- 主講人:李詠玄博士候選人 (政治大學統計學系)
- 題 目:Classification Strategies for Time-Constrained Cost-Sensitive Decision Tree Induction with Missing Values
- 時 間:民國108年6月3日 (星期一) 下午2:00
- 地 點:國立政治大學逸仙樓050101教室
摘 要:
The induction of a cost-sensitive decision tree is one of extensively investigated issues in the study of classification. Among the studies, a newly developed algorithm of Chen, Wu, and Tang (2016) generates a time-constrained minimal-cost tree, which is the first to build a cost-sensitive tree within a time limit. Their experiments show that the algorithm possesses highly satisfactory performance. However, there often exist missing values when analyzing real data.
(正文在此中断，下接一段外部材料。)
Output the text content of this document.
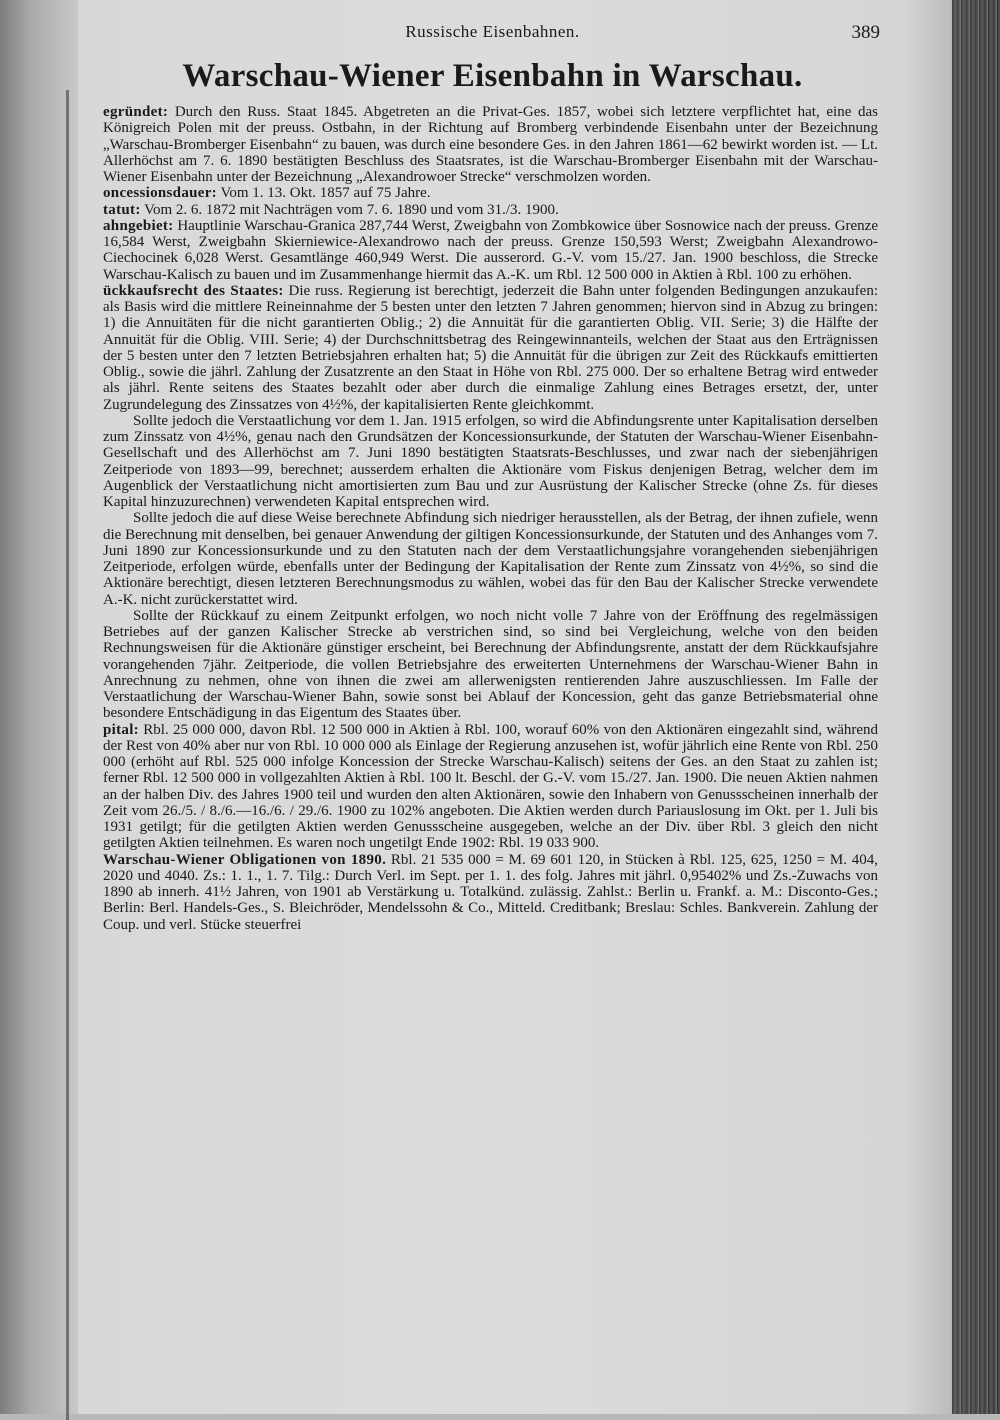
Russische Eisenbahnen.	389
Warschau-Wiener Eisenbahn in Warschau.

egründet: Durch den Russ. Staat 1845. Abgetreten an die Privat-Ges. 1857, wobei sich letztere verpflichtet hat, eine das Königreich Polen mit der preuss. Ostbahn, in der Richtung auf Bromberg verbindende Eisenbahn unter der Bezeichnung „Warschau-Bromberger Eisenbahn“ zu bauen, was durch eine besondere Ges. in den Jahren 1861—62 bewirkt worden ist. — Lt. Allerhöchst am 7. 6. 1890 bestätigten Beschluss des Staatsrates, ist die Warschau-Bromberger Eisenbahn mit der Warschau-Wiener Eisenbahn unter der Bezeichnung „Alexandrowoer Strecke“ verschmolzen worden.

oncessionsdauer: Vom 1. 13. Okt. 1857 auf 75 Jahre.

tatut: Vom 2. 6. 1872 mit Nachträgen vom 7. 6. 1890 und vom 31./3. 1900.

ahngebiet: Hauptlinie Warschau-Granica 287,744 Werst, Zweigbahn von Zombkowice über Sosnowice nach der preuss. Grenze 16,584 Werst, Zweigbahn Skierniewice-Alexandrowo nach der preuss. Grenze 150,593 Werst; Zweigbahn Alexandrowo-Ciechocinek 6,028 Werst. Gesamtlänge 460,949 Werst. Die ausserord. G.-V. vom 15./27. Jan. 1900 beschloss, die Strecke Warschau-Kalisch zu bauen und im Zusammenhange hiermit das A.-K. um Rbl. 12 500 000 in Aktien à Rbl. 100 zu erhöhen.

ückkaufsrecht des Staates: Die russ. Regierung ist berechtigt, jederzeit die Bahn unter folgenden Bedingungen anzukaufen: als Basis wird die mittlere Reineinnahme der 5 besten unter den letzten 7 Jahren genommen; hiervon sind in Abzug zu bringen: 1) die Annuitäten für die nicht garantierten Oblig.; 2) die Annuität für die garantierten Oblig. VII. Serie; 3) die Hälfte der Annuität für die Oblig. VIII. Serie; 4) der Durchschnittsbetrag des Reingewinnanteils, welchen der Staat aus den Erträgnissen der 5 besten unter den 7 letzten Betriebsjahren erhalten hat; 5) die Annuität für die übrigen zur Zeit des Rückkaufs emittierten Oblig., sowie die jährl. Zahlung der Zusatzrente an den Staat in Höhe von Rbl. 275 000. Der so erhaltene Betrag wird entweder als jährl. Rente seitens des Staates bezahlt oder aber durch die einmalige Zahlung eines Betrages ersetzt, der, unter Zugrundelegung des Zinssatzes von 4½%, der kapitalisierten Rente gleichkommt.

Sollte jedoch die Verstaatlichung vor dem 1. Jan. 1915 erfolgen, so wird die Abfindungsrente unter Kapitalisation derselben zum Zinssatz von 4½%, genau nach den Grundsätzen der Koncessionsurkunde, der Statuten der Warschau-Wiener Eisenbahn-Gesellschaft und des Allerhöchst am 7. Juni 1890 bestätigten Staatsrats-Beschlusses, und zwar nach der siebenjährigen Zeitperiode von 1893—99, berechnet; ausserdem erhalten die Aktionäre vom Fiskus denjenigen Betrag, welcher dem im Augenblick der Verstaatlichung nicht amortisierten zum Bau und zur Ausrüstung der Kalischer Strecke (ohne Zs. für dieses Kapital hinzuzurechnen) verwendeten Kapital entsprechen wird.

Sollte jedoch die auf diese Weise berechnete Abfindung sich niedriger herausstellen, als der Betrag, der ihnen zufiele, wenn die Berechnung mit denselben, bei genauer Anwendung der giltigen Koncessionsurkunde, der Statuten und des Anhanges vom 7. Juni 1890 zur Koncessionsurkunde und zu den Statuten nach der dem Verstaatlichungsjahre vorangehenden siebenjährigen Zeitperiode, erfolgen würde, ebenfalls unter der Bedingung der Kapitalisation der Rente zum Zinssatz von 4½%, so sind die Aktionäre berechtigt, diesen letzteren Berechnungsmodus zu wählen, wobei das für den Bau der Kalischer Strecke verwendete A.-K. nicht zurückerstattet wird.

Sollte der Rückkauf zu einem Zeitpunkt erfolgen, wo noch nicht volle 7 Jahre von der Eröffnung des regelmässigen Betriebes auf der ganzen Kalischer Strecke ab verstrichen sind, so sind bei Vergleichung, welche von den beiden Rechnungsweisen für die Aktionäre günstiger erscheint, bei Berechnung der Abfindungsrente, anstatt der dem Rückkaufsjahre vorangehenden 7jähr. Zeitperiode, die vollen Betriebsjahre des erweiterten Unternehmens der Warschau-Wiener Bahn in Anrechnung zu nehmen, ohne von ihnen die zwei am allerwenigsten rentierenden Jahre auszuschliessen. Im Falle der Verstaatlichung der Warschau-Wiener Bahn, sowie sonst bei Ablauf der Koncession, geht das ganze Betriebsmaterial ohne besondere Entschädigung in das Eigentum des Staates über.

pital: Rbl. 25 000 000, davon Rbl. 12 500 000 in Aktien à Rbl. 100, worauf 60% von den Aktionären eingezahlt sind, während der Rest von 40% aber nur von Rbl. 10 000 000 als Einlage der Regierung anzusehen ist, wofür jährlich eine Rente von Rbl. 250 000 (erhöht auf Rbl. 525 000 infolge Koncession der Strecke Warschau-Kalisch) seitens der Ges. an den Staat zu zahlen ist; ferner Rbl. 12 500 000 in vollgezahlten Aktien à Rbl. 100 lt. Beschl. der G.-V. vom 15./27. Jan. 1900. Die neuen Aktien nahmen an der halben Div. des Jahres 1900 teil und wurden den alten Aktionären, sowie den Inhabern von Genussscheinen innerhalb der Zeit vom 26./5. / 8./6.—16./6. / 29./6. 1900 zu 102% angeboten. Die Aktien werden durch Pariauslosung im Okt. per 1. Juli bis 1931 getilgt; für die getilgten Aktien werden Genussscheine ausgegeben, welche an der Div. über Rbl. 3 gleich den nicht getilgten Aktien teilnehmen. Es waren noch ungetilgt Ende 1902: Rbl. 19 033 900.

Warschau-Wiener Obligationen von 1890. Rbl. 21 535 000 = M. 69 601 120, in Stücken à Rbl. 125, 625, 1250 = M. 404, 2020 und 4040. Zs.: 1. 1., 1. 7. Tilg.: Durch Verl. im Sept. per 1. 1. des folg. Jahres mit jährl. 0,95402% und Zs.-Zuwachs von 1890 ab innerh. 41½ Jahren, von 1901 ab Verstärkung u. Totalkünd. zulässig. Zahlst.: Berlin u. Frankf. a. M.: Disconto-Ges.; Berlin: Berl. Handels-Ges., S. Bleichröder, Mendelssohn & Co., Mitteld. Creditbank; Breslau: Schles. Bankverein. Zahlung der Coup. und verl. Stücke steuerfrei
Therefore, I extend the time-constrained cost-sensitive tree induction to handle the missing values simultaneously, in which two methods are employed to deal with incomplete data in this study. The first one is to apply the active feature acquisition (AFA) approach, and the other is the model-based imputation methods. Through AFA, we can acquire the true feature values for those missing data at a cost that we have to take into account in the tree-inducting process. While imputing the missing values based on available data is a more statistical strategy, which may require little cost and time, but it leads to the issue of misclassification. The proposed strategies incorporate AFA and imputations with the time-constrained cost-sensitive tree induction for different scenarios. A simulation study and real-world data analysis are conducted to examine the performance of the proposed algorithm.